A agricultura brasileira provou nos últimos 10 anos que é capaz de modernizar-se, crescer e competir mundialmente sem depender de uma enxurrada de subsídios. É uma das menos subsidiadas do mundo, como já foi verificado pela OMC e pela Organização para Cooperação e Desenvolvimento Econômico (OCDE). Mas isso não significa que possa progredir, ou mesmo conservar as conquistas, sem seguro, sem crédito adequado e sem sistema de sustentação de preços. A crise atual mostra que é urgente remontar a política agrícola, não para repetir padrões superados, mas para aproveitar as melhores lições da fase anterior.

Segundo um trabalho recém-divulgado pelo BNDES, o crédito rural diminuiu de R$ 81,4 bilhões para R$ 40,4 bilhões, em valores corrigidos pela inflação, entre 1986 e 2004. Nesse período, o PIB do setor rural cresceu em média 3,6% ao ano, enquanto o PIB total aumentou ao ritmo anual de apenas 2,1%.

Em 1991, o volume do crédito ao setor havia quase retornado ao nível de 1969. Oscilou, voltou a cair e em 1997 representou apenas 18,5% do total concedido em 1986. Recuperou-se a partir daí, mas continuou muito longe dos valores dos anos 80. Apesar disso, o crescimento da agricultura foi quase ininterrupto.

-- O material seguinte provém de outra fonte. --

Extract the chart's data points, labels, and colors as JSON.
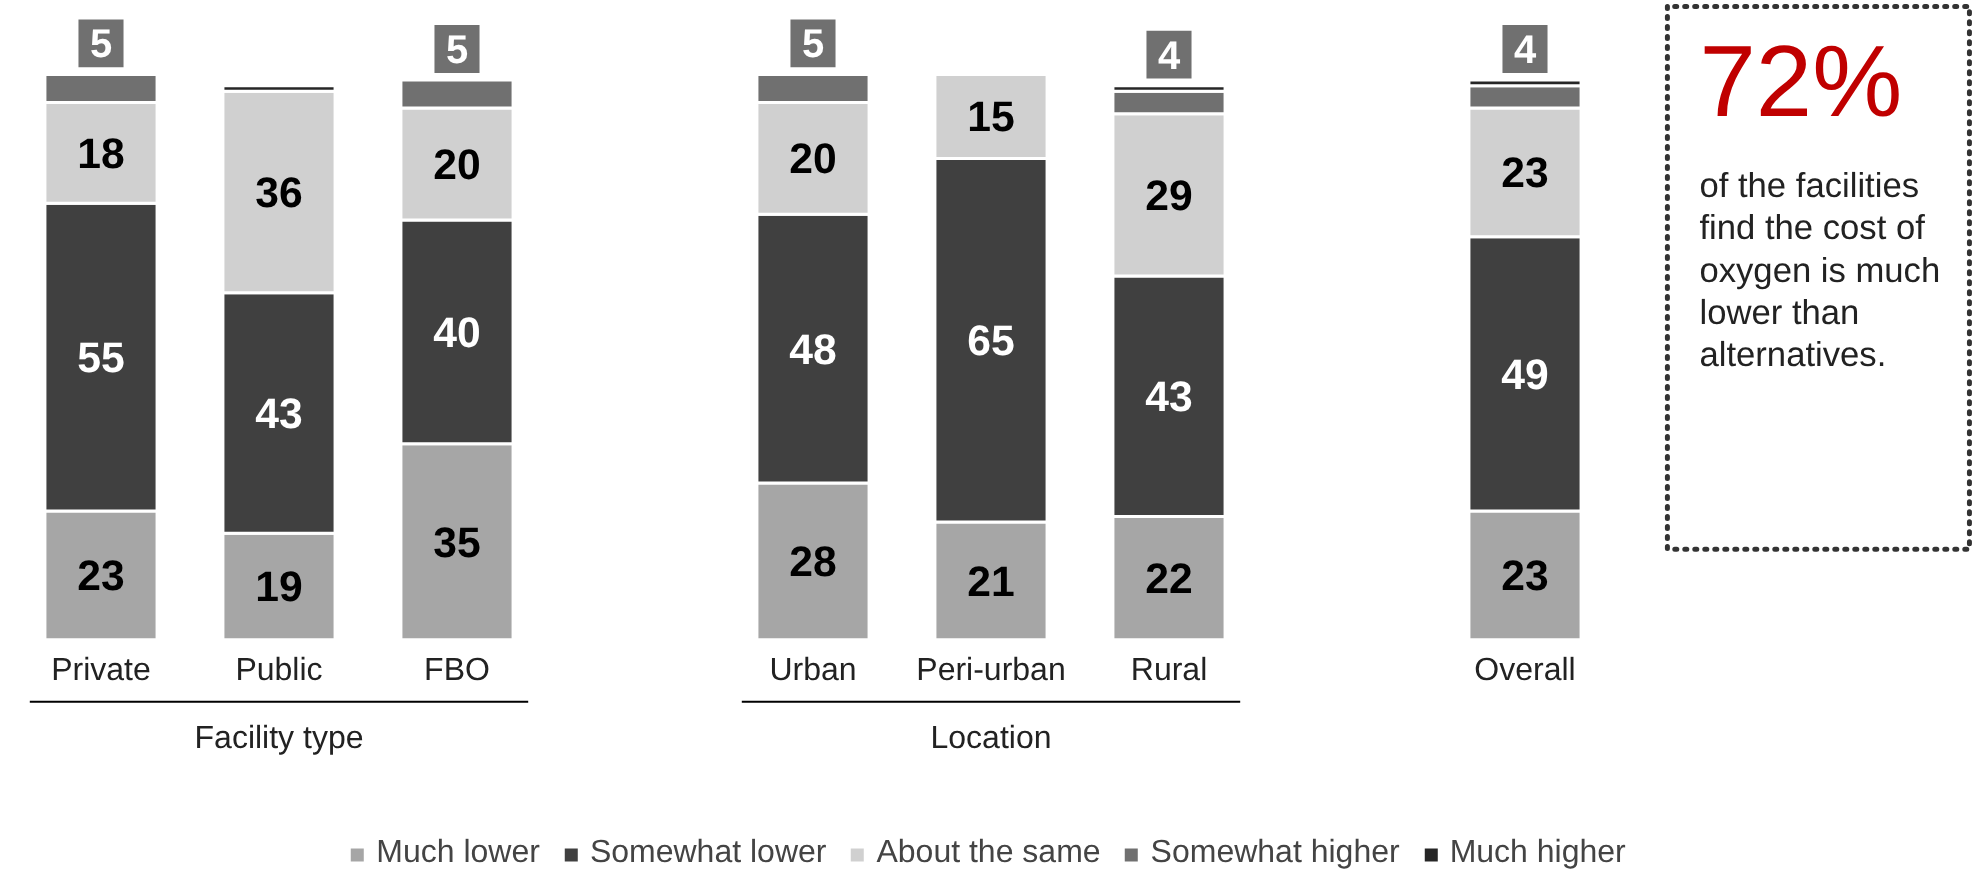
{
  "chart_data": {
    "type": "bar",
    "stacked": true,
    "categories": [
      "Private",
      "Public",
      "FBO",
      null,
      "Urban",
      "Peri-urban",
      "Rural",
      null,
      "Overall"
    ],
    "series": [
      {
        "name": "Much lower",
        "color": "#a6a6a6",
        "values": [
          23,
          19,
          35,
          null,
          28,
          21,
          22,
          null,
          23
        ],
        "value_labels": [
          "23",
          "19",
          "35",
          null,
          "28",
          "21",
          "22",
          null,
          "23"
        ]
      },
      {
        "name": "Somewhat lower",
        "color": "#404040",
        "values": [
          55,
          43,
          40,
          null,
          48,
          65,
          43,
          null,
          49
        ],
        "value_labels": [
          "55",
          "43",
          "40",
          null,
          "48",
          "65",
          "43",
          null,
          "49"
        ]
      },
      {
        "name": "About the same",
        "color": "#d0d0d0",
        "values": [
          18,
          36,
          20,
          null,
          20,
          15,
          29,
          null,
          23
        ],
        "value_labels": [
          "18",
          "36",
          "20",
          null,
          "20",
          "15",
          "29",
          null,
          "23"
        ]
      },
      {
        "name": "Somewhat higher",
        "color": "#707070",
        "values": [
          5,
          null,
          5,
          null,
          5,
          null,
          4,
          null,
          4
        ],
        "value_labels": [
          "5",
          null,
          "5",
          null,
          "5",
          null,
          "4",
          null,
          "4"
        ]
      },
      {
        "name": "Much higher",
        "color": "#262626",
        "values": [
          null,
          1,
          null,
          null,
          null,
          null,
          1,
          null,
          1
        ],
        "value_labels": [
          null,
          null,
          null,
          null,
          null,
          null,
          null,
          null,
          null
        ]
      }
    ],
    "annotations": [
      "Facility type",
      "Location",
      "72%",
      "of the facilities find the cost of oxygen is much lower than alternatives."
    ],
    "legend": "bottom"
  }
}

No início dos anos 90 a crise fiscal manifestou-se com toda a força e a mudança da política foi inevitável. Mas isso não impediu o crescimento do setor e os ganhos de produtividade observados nos últimos 15 anos ou pouco mais. A explicação não é difícil. O crédito generoso da fase anterior propiciou uma grande farra financeira. Muitos financiamentos foram desviados para aplicações especulativas. Nada mais normal, quando a inflação dispara e os juros são negativos. Em outras palavras: podia-se produzir muito mais com muito menos crédito, bastando, para isso, aplicar o dinheiro corretamente.

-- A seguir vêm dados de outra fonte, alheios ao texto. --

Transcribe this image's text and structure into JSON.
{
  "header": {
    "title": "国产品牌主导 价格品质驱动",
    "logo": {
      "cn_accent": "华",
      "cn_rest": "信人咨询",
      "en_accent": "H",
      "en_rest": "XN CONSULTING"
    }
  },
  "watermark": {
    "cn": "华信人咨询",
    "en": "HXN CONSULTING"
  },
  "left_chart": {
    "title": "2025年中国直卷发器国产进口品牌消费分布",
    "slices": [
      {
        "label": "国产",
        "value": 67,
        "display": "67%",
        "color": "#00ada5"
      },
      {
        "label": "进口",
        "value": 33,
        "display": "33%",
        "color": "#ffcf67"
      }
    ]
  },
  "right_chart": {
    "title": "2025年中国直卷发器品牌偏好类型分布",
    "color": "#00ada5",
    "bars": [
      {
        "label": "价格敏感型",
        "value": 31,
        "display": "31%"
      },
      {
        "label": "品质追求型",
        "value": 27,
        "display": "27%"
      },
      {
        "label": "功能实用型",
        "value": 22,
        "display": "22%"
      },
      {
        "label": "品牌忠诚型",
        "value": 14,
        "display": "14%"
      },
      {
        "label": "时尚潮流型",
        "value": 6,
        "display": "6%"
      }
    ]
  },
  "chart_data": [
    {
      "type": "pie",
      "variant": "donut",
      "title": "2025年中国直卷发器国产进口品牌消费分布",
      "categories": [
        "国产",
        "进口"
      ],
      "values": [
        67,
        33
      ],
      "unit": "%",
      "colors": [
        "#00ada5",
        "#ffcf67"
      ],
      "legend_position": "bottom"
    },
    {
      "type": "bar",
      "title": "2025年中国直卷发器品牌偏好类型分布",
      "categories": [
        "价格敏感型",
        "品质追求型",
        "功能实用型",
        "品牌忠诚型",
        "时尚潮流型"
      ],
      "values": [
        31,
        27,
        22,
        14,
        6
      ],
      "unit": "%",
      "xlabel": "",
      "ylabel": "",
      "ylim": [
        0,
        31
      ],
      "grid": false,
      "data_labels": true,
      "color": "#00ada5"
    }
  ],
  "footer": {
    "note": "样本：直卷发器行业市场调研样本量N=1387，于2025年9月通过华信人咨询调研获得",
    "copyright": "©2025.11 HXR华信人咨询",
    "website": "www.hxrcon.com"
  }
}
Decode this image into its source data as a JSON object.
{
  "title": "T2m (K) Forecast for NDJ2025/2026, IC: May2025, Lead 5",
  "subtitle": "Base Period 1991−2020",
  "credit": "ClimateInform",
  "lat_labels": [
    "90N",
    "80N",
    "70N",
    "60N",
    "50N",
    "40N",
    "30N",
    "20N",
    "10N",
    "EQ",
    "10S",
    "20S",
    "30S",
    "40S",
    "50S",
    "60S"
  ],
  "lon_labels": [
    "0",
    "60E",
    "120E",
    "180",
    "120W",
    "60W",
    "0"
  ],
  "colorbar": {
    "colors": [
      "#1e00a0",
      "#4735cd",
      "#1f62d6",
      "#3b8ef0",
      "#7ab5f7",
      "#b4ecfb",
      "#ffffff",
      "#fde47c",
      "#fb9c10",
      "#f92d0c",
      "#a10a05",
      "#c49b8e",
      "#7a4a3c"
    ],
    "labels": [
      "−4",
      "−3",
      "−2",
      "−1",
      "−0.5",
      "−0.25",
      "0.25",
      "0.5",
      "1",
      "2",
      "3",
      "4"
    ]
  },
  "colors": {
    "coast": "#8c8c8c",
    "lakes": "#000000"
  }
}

No final dos anos 80, alguns segmentos da agropecuária já se haviam modernizado, graças a novas tecnologias fornecidas por instituições nacionais de pesquisa. Nos anos seguintes a modernização continuou, apoiada pelo BNDES.

Em 1986 o Tesouro forneceu 64,9% do crédito rural. Em 1995 sua participação diminuiu para 19,7%. Chegou a 1,5% em 1997 e ficou em 3,8% em 2004. Outras fontes ganharam importância e em 2004 o BNDES concedeu 11,4% dos empréstimos. A acomodação do sistema de financiamento foi lenta e penosa. Com a inflação reduzida, o custo dos financiamentos, afetado pela Taxa Referencial de Juros (TR), levou muitos produtores à inadimplência. As dívidas foram renegociadas várias vezes, beneficiando não só produtores sérios, mas também especuladores e caloteiros.

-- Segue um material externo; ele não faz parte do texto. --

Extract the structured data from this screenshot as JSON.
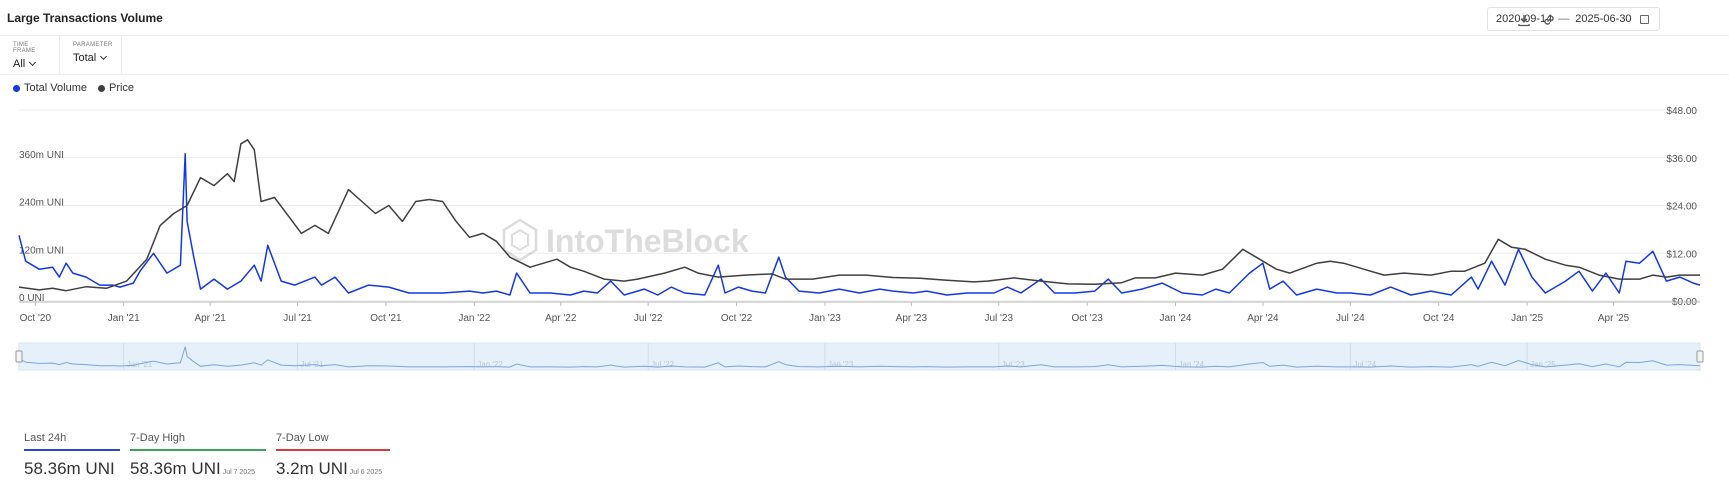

O desmonte do velho sistema foi positivo. Os produtores passaram a depender muito mais do mercado. Ganharam importância as vendas antecipadas a indústrias. Mas nunca se organizou um novo regime de financiamento e de sustentação de preços. Além disso, perdeu-se um bom componente da velha política - a intervenção oportuna quando surgem dificuldades importantes.

Essa incapacidade tornou-se dramática nos últimos anos, quando os agricultores ficaram sujeitos a perdas causadas pela seca. Perdeu-se a noção de prioridade e o ajuste fiscal foi executado sem discriminação, negando-se à agricultura o apoio necessário. Até a defesa sanitária foi abandonada, com sérias perdas para o País.

O Ministério da Agricultura começa a planejar a reestruturação da política setorial. O Banco do Brasil deverá financiar operações de hedge, para defesa contra oscilações de preços. Será um passo para a modernização da política. Mas nem todos os produtores estão preparados para participar do sistema. A agricultura continuará a depender de uma presença mais ativa e mais vigilante do governo para se reaprumar e crescer com segurança. Recriar a política agrícola será um desafio para o novo governo.

Uma nota final: segundo os autores do estudo, uma nova categoria de verdadeiros empresários permitiu o crescimento da agricultura na fase de crédito mais curto. Faltou acrescentar que esses empresários têm sido tratados como inimigos por boa parte do governo. Também isso explica os prejuízos dos últimos dois anos.